BERBUAT BENAR ADALAH KEHARUSAN, BERBUAT TIDAK BENAR ADALAH KETIDAK HARUSAN

Rabu, 26 Juni 2013

Jaksa Harus Ungkap Target Dana Rp 2 Triliun PKS untuk Pemilu

Moksa Hutasoit - detikNews

Jakarta - Di dalam dakwaan Luthfi Hasan Ishaaq tercantum rencana PKS mencari dana Rp 2 triliun untuk menghadapi pemilu. Jaksa harus mampu mengungkap niatan korupsi yang dilakukan eks presiden PKS tersebut bersama Yudi Setiawan dan Ahmad Fathanah.

"KPK harus serius mengungkap niat korupsi PKS itu dan menuntaskannya," ujar aktivis anti korupsi politik, Apung Widadi di Jakarta, Rabu (26/6/2013).

Niatan itu harusnya bukan hanya dicantumkan di dalam surat dakwaan saja. Namun jaksa harus bisa mengurainya secara jelas.

"Agar hakim juga dapat mengambil keputusan bisa menghukum jenis korupsi politik. Hal ini penting agar menjadi efek jera bagi politikus korup yang kakap," lanjut Apung.

Isi dakwaan Luthfi juga semakin membuka mata. Dana APBN di Kementerian bisa dijadikan lumbung dana haram untuk kampanye parpol.

Dakwaan itu, lanjut Apung, harusnya juga menjadi peringatan buat presiden.
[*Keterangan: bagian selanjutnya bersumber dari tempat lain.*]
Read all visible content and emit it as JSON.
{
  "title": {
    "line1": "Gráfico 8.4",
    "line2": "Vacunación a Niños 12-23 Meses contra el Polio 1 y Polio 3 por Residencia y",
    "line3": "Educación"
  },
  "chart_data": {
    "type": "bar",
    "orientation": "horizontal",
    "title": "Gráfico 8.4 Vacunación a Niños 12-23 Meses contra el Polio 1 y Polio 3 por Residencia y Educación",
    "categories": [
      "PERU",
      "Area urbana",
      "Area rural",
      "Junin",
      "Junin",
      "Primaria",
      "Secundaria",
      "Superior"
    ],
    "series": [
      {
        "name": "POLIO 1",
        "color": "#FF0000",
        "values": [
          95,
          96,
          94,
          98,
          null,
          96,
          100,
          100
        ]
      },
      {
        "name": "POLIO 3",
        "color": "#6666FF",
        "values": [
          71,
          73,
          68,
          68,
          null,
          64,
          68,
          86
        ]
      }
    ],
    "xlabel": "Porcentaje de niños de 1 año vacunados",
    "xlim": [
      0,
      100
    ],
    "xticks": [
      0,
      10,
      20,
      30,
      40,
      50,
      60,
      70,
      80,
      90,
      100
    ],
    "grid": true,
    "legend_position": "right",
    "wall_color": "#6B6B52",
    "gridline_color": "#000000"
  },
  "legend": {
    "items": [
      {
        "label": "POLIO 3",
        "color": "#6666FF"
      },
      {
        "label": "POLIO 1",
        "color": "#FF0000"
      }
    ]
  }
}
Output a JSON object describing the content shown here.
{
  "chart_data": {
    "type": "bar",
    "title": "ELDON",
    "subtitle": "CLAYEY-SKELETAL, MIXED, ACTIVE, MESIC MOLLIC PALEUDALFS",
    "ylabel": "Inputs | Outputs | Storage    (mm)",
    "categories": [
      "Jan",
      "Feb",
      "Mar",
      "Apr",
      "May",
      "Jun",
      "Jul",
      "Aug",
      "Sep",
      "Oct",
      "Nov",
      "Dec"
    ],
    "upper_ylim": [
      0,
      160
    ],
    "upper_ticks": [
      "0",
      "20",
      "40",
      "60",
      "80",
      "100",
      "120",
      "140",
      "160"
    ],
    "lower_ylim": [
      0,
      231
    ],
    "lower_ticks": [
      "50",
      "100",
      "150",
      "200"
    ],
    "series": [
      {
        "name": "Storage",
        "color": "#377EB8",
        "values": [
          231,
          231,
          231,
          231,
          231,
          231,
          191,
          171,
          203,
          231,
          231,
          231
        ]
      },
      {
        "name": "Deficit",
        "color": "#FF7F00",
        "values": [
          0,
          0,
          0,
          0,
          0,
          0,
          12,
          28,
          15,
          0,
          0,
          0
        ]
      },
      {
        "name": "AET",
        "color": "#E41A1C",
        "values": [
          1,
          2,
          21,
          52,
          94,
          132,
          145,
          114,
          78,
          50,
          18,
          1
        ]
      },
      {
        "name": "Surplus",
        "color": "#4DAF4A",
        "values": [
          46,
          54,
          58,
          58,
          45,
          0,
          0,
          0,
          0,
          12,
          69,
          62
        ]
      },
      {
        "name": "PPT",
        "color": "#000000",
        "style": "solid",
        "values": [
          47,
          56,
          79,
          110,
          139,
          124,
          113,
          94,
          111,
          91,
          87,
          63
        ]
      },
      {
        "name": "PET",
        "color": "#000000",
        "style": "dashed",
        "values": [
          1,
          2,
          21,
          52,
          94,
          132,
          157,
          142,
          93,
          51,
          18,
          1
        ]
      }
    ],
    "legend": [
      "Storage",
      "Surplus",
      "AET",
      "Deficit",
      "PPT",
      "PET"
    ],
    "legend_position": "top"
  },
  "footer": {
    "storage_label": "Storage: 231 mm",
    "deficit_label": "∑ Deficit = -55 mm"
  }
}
Proyek di kementerian sangat rawan dijadikan lahan basan korupsi.

Penuntut umum pada KPK mencatumkan adanya rencana PKS mencari dana Rp 2 triliun untuk menghadapi pemilu. Dana itu akan didapat dari proyek di tiga Kementerian yang dipimpin oleh kader PKS. Kementan Rp 1 triliun, Kemensos Rp 500 miliar dan Kemenkominfo Rp 500 miliar.

Ketua DPP PKS Al Muzammil Yusuf sendiri menanggapi hal itu sebagai 'bluffing' atau gertakan. "Masuk akal nggak sih Rp 2 triliun? Darimana uang itu, saya kira nggak masuk akal. Jangankan kita, partai yang lebih senior pun nggak mungkin. Itu sangat bluffing dan nggak masuk akal," kata Al Muzammil Yusuf.